Village of Tupper Lake municipal offices
Village of Tupper Lake
Village of Tupper Lake municipal offices

Tupper Lake is part of the Tri-Lakes area of the Adirondacks that includes Lake Placid and Saranac Lake. Its primary draw is access to the surrounding mountains, lakes and the Wild Center. But its remote location makes accessible high-speed internet service access a challenge. A new grant will help the Town of Tupper Lake expand broadband service to businesses and some residents.
The Tupper Lake Broadband Committee formed last year. Its initial survey found that access and quality of internet service did not meet needs in the community. Development Authority of the North Country, or DANC, General Manager for Telecommunications Dave Wolf led an effort to obtain a $200,000 grant from the Northern Border Regional Commission to fund 5 miles of upgrades to Tupper Lake’s business district and some additional businesses and residences.  “For the existing businesses it’s more about reliability. We were talking to one business owner who said I was out of service for a day and a half and that is almost impossible to do because now I’ve got to write down credit card numbers and wait for a day to charge people and stuff like that and it just was very difficult. So I think the reliability is important. You know right now it provides the opportunity to attract data intensive businesses. And knowing that you have a wired community that you can get any bandwidth you want, that the entire town is covered, I think will speak to maybe the ability to hopefully attract another business or two into the downtown.”

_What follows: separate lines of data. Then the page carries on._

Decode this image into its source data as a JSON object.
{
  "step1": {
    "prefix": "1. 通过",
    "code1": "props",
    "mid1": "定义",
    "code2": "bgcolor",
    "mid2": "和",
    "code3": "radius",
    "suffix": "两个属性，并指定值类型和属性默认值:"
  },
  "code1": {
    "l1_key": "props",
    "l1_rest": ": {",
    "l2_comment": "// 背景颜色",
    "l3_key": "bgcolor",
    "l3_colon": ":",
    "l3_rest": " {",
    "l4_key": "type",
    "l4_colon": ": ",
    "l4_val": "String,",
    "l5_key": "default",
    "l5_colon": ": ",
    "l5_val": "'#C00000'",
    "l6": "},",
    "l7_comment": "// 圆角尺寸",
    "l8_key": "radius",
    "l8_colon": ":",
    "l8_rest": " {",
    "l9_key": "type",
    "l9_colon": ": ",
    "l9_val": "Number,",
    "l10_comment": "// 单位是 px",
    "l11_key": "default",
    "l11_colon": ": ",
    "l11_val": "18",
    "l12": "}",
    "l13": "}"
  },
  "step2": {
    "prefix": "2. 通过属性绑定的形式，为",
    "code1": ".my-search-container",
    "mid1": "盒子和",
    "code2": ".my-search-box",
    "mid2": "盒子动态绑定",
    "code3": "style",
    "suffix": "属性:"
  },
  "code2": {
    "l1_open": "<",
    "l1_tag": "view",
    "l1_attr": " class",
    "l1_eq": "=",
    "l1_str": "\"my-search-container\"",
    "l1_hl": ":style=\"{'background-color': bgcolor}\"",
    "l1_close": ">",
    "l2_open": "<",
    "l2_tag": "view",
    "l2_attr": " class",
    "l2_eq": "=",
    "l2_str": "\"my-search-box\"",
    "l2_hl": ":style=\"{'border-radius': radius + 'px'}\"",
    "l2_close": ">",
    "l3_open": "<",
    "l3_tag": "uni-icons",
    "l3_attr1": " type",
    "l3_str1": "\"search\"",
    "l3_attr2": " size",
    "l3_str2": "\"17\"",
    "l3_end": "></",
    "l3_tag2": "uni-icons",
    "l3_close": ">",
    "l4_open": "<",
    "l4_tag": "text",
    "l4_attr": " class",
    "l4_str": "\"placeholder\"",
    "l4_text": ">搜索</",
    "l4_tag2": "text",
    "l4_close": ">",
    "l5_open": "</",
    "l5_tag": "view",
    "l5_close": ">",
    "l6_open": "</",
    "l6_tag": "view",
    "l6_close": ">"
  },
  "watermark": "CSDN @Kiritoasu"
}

A priority for 115th District State Assemblyman D. Billy Jones is getting high-speed internet into the more remote areas of the Adirondacks.  “This is one of the most important things we can do is to connect the North Country because it affects so much: economic development, education. We see now with the remote learning and distance learning how important that is. It’s not a luxury anymore.  We need more subsidies to help with the affordability of it, more grant funding, more funding in general for these important services because I just believe it touches so much and that we need it. Around the Adirondacks, all around the North Country rural broadband is so hard to get, rural internet is so hard to get, we need to do everything we can to do that.”

Over 40 percent of families in the region live below what’s called the ALICE threshold – earning more than the federal poverty limit but not enough to be financially stable. United Way of the Adirondack Region President and CEO John Bernardi says finding ways to affordably provide access to reliable high-speed internet is particularly important to these ALICE, or Asset Limited, Income Constrained, Employed, families.  “With remote learning, distance learning, hybrid models there are numerous ALICE families across the region that either don’t have access to what they need or can’t afford what they need. And we’re working closely with the school districts across the region to try to assess these needs and address them. In some cases its one family at a time. In other cases its whole communities, whole areas of our region, that are struggling with this issue. But it’s more important now than it ever has been and that importance is not going to go away.”

Construction on the fiber optic network in Tupper Lake will begin in the spring and service is expected to be available in the summer of 2021.